Pear and Beet Salad
Make your next lunch or dinner a refreshing one with this salad that combines the sweetness of pears and beets with a tangy ginger dressing. The high water content of pears keeps you hydrated, while nitrates in the beets provide energy and can lower blood pressure. When eaten together, you’re also getting excellent doses of fiber, antioxidants, folate, vitamin C, and copper. Add some protein like chicken or shrimp to make this dish a full meal, or customize the ingredients by swapping pears for apples or spinach for arugula.
- Boil the beets a day ahead to save time assembling the salad.
- Recipe by: Jess Case
- Serves: 6
- Meal: Lunch
- Prep Time: 5 minutes
- Cook Time: 45 minutes
- Total Time: 50 minutes
1 lb beets, chopped
2 tsp lemon juice
4 cups baby spinach
2 pears, thinly sliced (we suggest Bartlett or Bosc)

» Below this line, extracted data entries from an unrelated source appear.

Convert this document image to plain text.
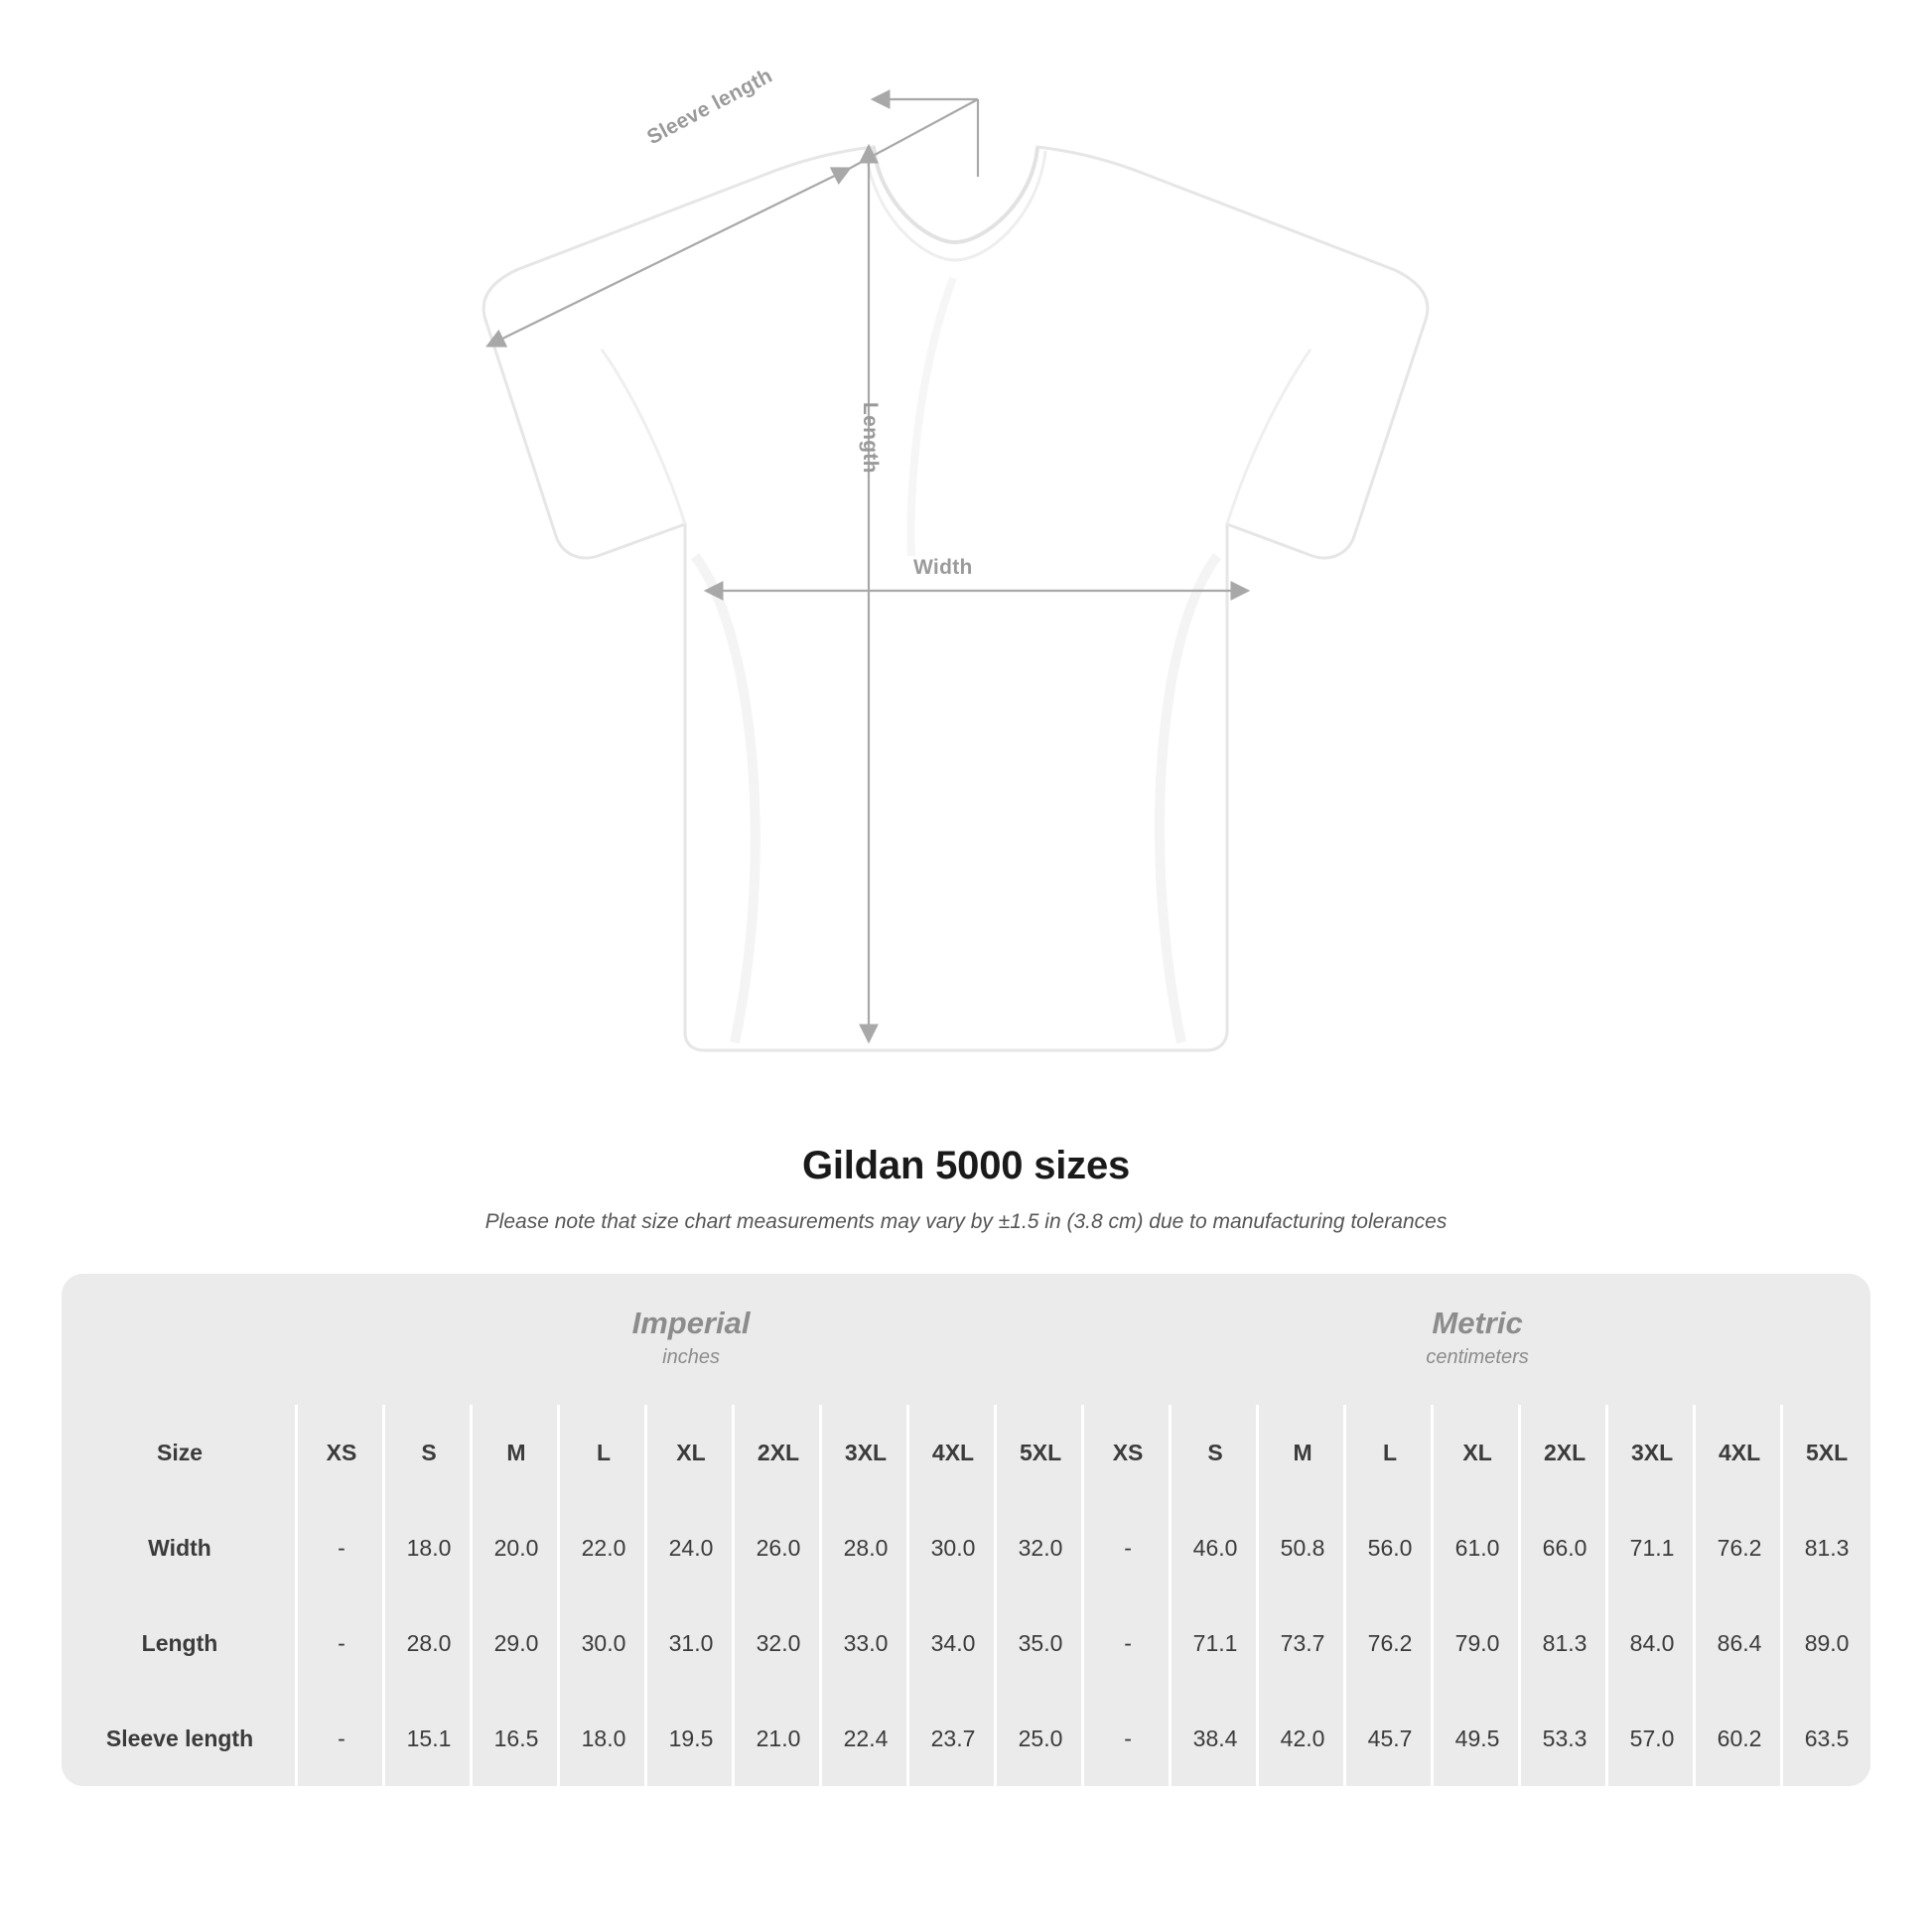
Sleeve length
Length
Width
Gildan 5000 sizes

Please note that size chart measurements may vary by ±1.5 in (3.8 cm) due to manufacturing tolerances

Imperial
inches

Metric
centimeters

Size	XS	S	M	L	XL	2XL	3XL	4XL	5XL	XS	S	M	L	XL	2XL	3XL	4XL	5XL
Width	-	18.0	20.0	22.0	24.0	26.0	28.0	30.0	32.0	-	46.0	50.8	56.0	61.0	66.0	71.1	76.2	81.3
Length	-	28.0	29.0	30.0	31.0	32.0	33.0	34.0	35.0	-	71.1	73.7	76.2	79.0	81.3	84.0	86.4	89.0
Sleeve length	-	15.1	16.5	18.0	19.5	21.0	22.4	23.7	25.0	-	38.4	42.0	45.7	49.5	53.3	57.0	60.2	63.5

1/4 cups dried cranberries
1/4 cups sunflower seeds
1/2 avocado, sliced or chopped
hemp seeds (optional)
1/4 cups extra-virgin olive oil
1/4 cups water
2 tbsp balsamic vinegar
1 in. ginger, peeled and minced
2 cloves garlic, minced
1 tbsp lemon juice
In a large saucepan, place beets with 2 teaspoons of lemon juice and enough water to cover completely. Bring to a boil, then reduce heat and simmer until tender, about 45 minutes. Drain and rinse beets until they’re cool enough to handle.
For the dressing, put olive oil, water, balsamic vinegar, ginger, garlic, and 1 tablespoon of lemon juice into a high-powered blender. Blend until smooth and creamy.
In a large bowl, add spinach, beets, pears, cranberries, and sunflower seeds. Toss with half the dressing, adding more to taste. Leftover dressing will store in the fridge for 2 to 3 days.
Top with avocado and hemp seeds, if using. Serve immediately.